Des chercheurs de Heimdal Security ont découvert des cas où une campagne connue pour pousser le Neutrino Exploit Kit, propageant efficacement le malware Backdoor.Andromeda, est utilisée sur des sites WordPress compromis dans le but de propager TeslaCrypt Ransomware. Nous avons eu une expérience avec TeslaCrypt Ransomware, et il a été évincé comme une menace avec un faible taux de détection permettant essentiellement de se propager plus vite que d'autres menaces similaires.
L'abondance des domaines déjà utilisés pour transmettre TeslaCrypt a récemment augmenté ces dernières semaines. Jusqu'à présent, Heimdal Security a bloqué au moins 85 des sites vérifiés comme étant des sites WordPress compromis, parmis les domaines utilisés pour la propagation de TeslaCrypt Ransomware.
Nous avons déjà rapporté que TeslaCrypt Ransomware était tansmi à travers les sites WordPress obsolètes à l'aide de Neutrino Exploit Kit. Maintenant, la même campagne se poursuit avec des méthodes d'attaque mises à jour et extrêmement agressives.
Les sites WordPress ont souvent été une plate-forme d'attaque pour les escrocs informatiques. Le logiciel WordPress, l'une des plates-formes de gestion de contenu les plus utilisées pour le développement Web, est un type de code source ouvert qui peut être facilement exploité par les pirates informatiques. Ce n'est pas une surprise que nous voyons une autre instance de sites WordPress compromise dans le but de propagation de logiciels malveillants. Dans ce cas, il s'agit d'une forme agressive connue sous le nom de TeslaCrypt Ransomware.
Comme nous le savons avec TeslaCrypt Ransomware, c'est une des nombreuses menaces récentes qui cryptent les fichiers sur un ordinateur infecté et offre ensuite à l'utilisateur une méthode pour déchiffrer les fichiers. Le seul problème ici, c'est que pour décrypter les fichiers, ce qui va restaurer le système piraté et ses fichiers chiffrés à un fonctionnement normal, l'utilisateur doit payer des frais pour la clé de déchiffrement. Habituellement, le prix pour le décryptage coûte de 500 $ à plus de 1000 $, ce qui assure aux escrocs informatiques derrière TeslaCrypt une belle journée de paie.

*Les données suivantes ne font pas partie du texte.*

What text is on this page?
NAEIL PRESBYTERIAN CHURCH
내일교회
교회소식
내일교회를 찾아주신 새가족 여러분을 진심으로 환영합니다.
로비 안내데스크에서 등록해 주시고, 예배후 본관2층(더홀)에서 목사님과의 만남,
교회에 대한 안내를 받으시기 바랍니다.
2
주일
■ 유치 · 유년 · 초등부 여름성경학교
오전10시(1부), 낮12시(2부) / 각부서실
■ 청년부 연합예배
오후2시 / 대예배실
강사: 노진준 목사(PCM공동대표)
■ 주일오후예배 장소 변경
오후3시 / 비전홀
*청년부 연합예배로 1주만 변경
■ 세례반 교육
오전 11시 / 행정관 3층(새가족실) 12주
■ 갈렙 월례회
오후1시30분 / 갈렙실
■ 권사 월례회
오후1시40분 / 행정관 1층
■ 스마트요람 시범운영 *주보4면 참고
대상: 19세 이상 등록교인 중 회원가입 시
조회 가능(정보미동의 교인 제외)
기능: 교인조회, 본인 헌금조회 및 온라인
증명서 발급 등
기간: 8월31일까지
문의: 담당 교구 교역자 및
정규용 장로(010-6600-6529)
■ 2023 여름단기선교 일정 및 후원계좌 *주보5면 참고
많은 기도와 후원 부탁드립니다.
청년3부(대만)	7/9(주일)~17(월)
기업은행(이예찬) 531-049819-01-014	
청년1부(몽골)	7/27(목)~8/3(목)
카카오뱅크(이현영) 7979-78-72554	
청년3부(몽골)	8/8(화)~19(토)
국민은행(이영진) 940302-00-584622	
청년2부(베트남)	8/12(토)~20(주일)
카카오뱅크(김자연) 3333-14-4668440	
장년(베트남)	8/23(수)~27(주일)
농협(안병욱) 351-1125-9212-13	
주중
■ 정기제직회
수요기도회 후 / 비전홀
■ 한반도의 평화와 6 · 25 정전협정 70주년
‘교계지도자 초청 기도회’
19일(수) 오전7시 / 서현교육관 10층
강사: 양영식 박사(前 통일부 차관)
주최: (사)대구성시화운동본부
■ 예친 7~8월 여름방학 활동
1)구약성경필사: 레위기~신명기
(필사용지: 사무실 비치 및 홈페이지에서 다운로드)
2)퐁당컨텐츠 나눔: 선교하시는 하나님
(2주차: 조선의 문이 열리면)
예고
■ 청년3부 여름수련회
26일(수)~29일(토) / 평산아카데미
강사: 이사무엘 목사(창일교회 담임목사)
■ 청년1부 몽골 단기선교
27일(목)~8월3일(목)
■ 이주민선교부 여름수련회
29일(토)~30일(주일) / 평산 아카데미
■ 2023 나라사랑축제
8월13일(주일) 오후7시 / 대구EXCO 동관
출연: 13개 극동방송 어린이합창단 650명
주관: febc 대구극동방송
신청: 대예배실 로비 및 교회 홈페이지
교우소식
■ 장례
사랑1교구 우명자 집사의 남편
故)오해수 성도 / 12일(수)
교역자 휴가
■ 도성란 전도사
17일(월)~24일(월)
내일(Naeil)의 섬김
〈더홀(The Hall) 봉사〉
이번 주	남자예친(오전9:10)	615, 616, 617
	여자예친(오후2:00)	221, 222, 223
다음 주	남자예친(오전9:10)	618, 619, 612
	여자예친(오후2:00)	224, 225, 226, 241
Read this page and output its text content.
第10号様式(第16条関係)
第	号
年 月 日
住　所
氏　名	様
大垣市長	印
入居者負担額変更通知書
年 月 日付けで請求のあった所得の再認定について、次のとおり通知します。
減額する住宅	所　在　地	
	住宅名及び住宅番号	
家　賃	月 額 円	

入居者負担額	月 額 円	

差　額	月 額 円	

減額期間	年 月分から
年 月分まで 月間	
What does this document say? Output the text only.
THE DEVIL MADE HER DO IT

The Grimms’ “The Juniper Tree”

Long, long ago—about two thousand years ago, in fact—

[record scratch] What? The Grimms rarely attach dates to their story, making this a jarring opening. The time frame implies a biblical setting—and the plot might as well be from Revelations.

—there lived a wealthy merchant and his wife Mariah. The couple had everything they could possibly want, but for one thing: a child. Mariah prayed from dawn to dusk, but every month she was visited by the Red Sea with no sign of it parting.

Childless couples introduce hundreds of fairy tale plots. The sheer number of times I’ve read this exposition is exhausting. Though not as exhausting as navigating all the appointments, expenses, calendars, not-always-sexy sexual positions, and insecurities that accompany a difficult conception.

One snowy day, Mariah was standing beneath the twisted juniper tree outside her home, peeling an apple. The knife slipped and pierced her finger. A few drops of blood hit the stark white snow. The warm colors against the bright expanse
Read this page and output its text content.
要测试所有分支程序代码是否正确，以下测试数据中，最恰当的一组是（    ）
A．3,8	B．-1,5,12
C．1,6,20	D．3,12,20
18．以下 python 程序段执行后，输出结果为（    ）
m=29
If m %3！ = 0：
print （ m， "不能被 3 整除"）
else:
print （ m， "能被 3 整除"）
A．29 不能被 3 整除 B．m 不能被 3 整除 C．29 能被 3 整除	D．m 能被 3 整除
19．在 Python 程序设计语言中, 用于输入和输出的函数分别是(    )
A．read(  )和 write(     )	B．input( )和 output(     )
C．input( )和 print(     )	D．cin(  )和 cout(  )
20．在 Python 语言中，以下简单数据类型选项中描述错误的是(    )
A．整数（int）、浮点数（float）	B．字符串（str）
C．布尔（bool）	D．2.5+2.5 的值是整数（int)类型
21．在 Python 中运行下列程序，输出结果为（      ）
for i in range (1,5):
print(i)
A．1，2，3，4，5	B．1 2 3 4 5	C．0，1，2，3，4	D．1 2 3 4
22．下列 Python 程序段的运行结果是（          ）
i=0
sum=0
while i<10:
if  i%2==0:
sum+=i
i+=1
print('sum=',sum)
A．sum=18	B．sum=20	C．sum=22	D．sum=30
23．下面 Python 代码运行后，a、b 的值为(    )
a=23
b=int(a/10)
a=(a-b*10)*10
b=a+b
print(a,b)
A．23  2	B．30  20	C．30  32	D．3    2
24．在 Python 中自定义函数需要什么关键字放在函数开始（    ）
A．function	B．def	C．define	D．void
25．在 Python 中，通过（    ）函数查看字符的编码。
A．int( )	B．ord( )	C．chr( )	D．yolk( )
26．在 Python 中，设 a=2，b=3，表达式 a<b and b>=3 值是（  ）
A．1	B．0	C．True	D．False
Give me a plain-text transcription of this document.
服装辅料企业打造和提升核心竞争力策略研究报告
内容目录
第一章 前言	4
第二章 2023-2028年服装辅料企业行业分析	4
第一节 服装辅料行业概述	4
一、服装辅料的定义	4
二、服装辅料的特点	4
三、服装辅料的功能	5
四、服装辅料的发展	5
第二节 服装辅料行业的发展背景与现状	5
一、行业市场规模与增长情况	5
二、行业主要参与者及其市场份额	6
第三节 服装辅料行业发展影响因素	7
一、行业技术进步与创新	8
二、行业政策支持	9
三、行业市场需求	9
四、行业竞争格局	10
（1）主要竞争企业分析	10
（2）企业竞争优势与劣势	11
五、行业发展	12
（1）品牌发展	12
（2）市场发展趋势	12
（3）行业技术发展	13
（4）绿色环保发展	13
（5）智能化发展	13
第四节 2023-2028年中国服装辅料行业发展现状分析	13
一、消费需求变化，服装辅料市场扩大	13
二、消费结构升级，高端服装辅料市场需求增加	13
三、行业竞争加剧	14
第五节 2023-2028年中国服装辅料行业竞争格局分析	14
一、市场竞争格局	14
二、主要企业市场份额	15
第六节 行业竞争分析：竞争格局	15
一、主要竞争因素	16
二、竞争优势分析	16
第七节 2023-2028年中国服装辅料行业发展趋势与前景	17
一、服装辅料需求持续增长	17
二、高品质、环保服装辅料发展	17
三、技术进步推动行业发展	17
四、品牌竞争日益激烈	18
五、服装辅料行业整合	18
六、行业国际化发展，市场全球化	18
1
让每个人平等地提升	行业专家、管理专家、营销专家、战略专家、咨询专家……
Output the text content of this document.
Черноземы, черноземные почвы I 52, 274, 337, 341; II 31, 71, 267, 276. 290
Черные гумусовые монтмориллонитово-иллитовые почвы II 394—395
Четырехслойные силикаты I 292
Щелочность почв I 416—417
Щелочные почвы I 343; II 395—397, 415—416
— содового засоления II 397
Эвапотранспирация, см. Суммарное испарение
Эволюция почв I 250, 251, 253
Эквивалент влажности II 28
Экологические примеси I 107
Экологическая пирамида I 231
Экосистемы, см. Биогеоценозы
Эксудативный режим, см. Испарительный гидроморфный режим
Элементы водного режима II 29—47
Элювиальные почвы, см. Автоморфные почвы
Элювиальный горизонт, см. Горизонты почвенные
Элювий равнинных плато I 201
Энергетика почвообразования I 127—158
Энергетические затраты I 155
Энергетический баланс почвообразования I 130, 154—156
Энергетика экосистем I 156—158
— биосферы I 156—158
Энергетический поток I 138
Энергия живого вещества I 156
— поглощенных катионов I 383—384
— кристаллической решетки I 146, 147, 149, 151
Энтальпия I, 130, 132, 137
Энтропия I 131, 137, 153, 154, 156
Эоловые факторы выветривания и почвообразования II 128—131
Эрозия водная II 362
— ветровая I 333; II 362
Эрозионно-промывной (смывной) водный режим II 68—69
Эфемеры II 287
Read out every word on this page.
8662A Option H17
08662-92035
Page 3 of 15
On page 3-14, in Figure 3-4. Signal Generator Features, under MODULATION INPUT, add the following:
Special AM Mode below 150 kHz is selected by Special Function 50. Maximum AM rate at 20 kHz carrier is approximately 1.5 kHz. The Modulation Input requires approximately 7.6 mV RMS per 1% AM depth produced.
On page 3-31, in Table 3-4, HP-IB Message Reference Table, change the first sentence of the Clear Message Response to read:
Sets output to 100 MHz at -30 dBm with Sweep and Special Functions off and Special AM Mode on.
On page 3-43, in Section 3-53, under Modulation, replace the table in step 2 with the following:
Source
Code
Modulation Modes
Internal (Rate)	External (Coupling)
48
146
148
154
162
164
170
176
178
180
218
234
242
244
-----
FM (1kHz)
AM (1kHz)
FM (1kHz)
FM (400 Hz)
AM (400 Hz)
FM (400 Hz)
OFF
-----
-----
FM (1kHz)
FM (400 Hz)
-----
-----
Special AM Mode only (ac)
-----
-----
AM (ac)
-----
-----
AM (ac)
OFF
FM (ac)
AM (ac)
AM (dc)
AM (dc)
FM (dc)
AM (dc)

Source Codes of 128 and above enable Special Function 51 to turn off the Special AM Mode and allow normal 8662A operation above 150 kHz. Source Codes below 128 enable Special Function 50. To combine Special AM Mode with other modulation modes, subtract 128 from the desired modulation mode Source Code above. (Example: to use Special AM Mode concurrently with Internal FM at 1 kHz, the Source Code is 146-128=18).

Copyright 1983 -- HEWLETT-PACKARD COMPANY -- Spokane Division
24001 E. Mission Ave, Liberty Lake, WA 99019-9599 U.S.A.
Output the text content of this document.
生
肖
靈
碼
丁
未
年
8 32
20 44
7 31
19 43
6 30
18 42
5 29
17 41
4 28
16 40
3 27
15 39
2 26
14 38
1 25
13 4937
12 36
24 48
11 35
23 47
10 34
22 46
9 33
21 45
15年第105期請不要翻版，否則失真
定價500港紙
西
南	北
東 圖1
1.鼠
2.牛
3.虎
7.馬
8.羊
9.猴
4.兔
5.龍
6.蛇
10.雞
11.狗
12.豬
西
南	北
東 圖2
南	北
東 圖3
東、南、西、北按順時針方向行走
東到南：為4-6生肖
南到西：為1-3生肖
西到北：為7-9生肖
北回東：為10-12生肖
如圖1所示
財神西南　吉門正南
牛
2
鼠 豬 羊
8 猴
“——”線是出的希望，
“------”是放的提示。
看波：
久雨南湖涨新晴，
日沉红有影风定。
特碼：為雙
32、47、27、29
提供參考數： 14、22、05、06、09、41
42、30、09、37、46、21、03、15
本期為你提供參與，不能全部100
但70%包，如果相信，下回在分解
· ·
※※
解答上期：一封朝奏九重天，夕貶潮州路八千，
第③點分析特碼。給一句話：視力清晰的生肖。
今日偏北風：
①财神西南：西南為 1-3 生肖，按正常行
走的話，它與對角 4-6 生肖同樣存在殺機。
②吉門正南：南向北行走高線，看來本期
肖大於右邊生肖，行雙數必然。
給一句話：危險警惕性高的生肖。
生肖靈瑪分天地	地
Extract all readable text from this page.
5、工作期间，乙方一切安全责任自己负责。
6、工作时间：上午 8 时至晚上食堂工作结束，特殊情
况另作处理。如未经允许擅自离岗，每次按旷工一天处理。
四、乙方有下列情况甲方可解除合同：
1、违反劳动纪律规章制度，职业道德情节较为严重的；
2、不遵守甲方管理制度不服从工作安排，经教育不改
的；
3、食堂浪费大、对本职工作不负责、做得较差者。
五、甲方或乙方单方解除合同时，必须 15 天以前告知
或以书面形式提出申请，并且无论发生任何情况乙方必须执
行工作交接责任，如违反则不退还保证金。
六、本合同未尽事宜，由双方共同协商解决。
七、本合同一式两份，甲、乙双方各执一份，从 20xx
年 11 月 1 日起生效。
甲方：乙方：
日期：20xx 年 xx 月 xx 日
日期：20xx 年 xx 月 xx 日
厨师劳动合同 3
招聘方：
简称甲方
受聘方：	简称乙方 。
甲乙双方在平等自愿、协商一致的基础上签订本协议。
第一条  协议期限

En analysant les détails techniques de l'attaque mise à jour dans les sites WordPress compromis, il a été découvert que le malware est programmé pour injecter des fichiers JavaScript portant du code malveillant. Dans le code, il existe des instructions pour les sites hébergés sur le même serveur pour tous être infecté avec le malware.
Il est possible que les chercheurs remarquent d'abord des traits spécifiques qui ont permis à la campagne de se répandre uniquement pour fournir des publicités intempestives agaçantes. Tôt ou tars, le logiciel malveillant évolue en une menace beaucoup plus sérieuse en redirigeant les utilisateurs vers un kit de programmes.
Grâce à des redirections cachées, le logiciel malveillant responsable de la propagation de ransomware commence à évoluer et à transmettre les menaces sur les ordinateurs administrés par des utilisateurs d'ordinateurs peu méfiants. C'est le cas où les utilisateurs utilisent un bloqueur de publicités, et les redirections cachées automatiques peuvent se produire sans que l'utilisateur remarque et installe la menace.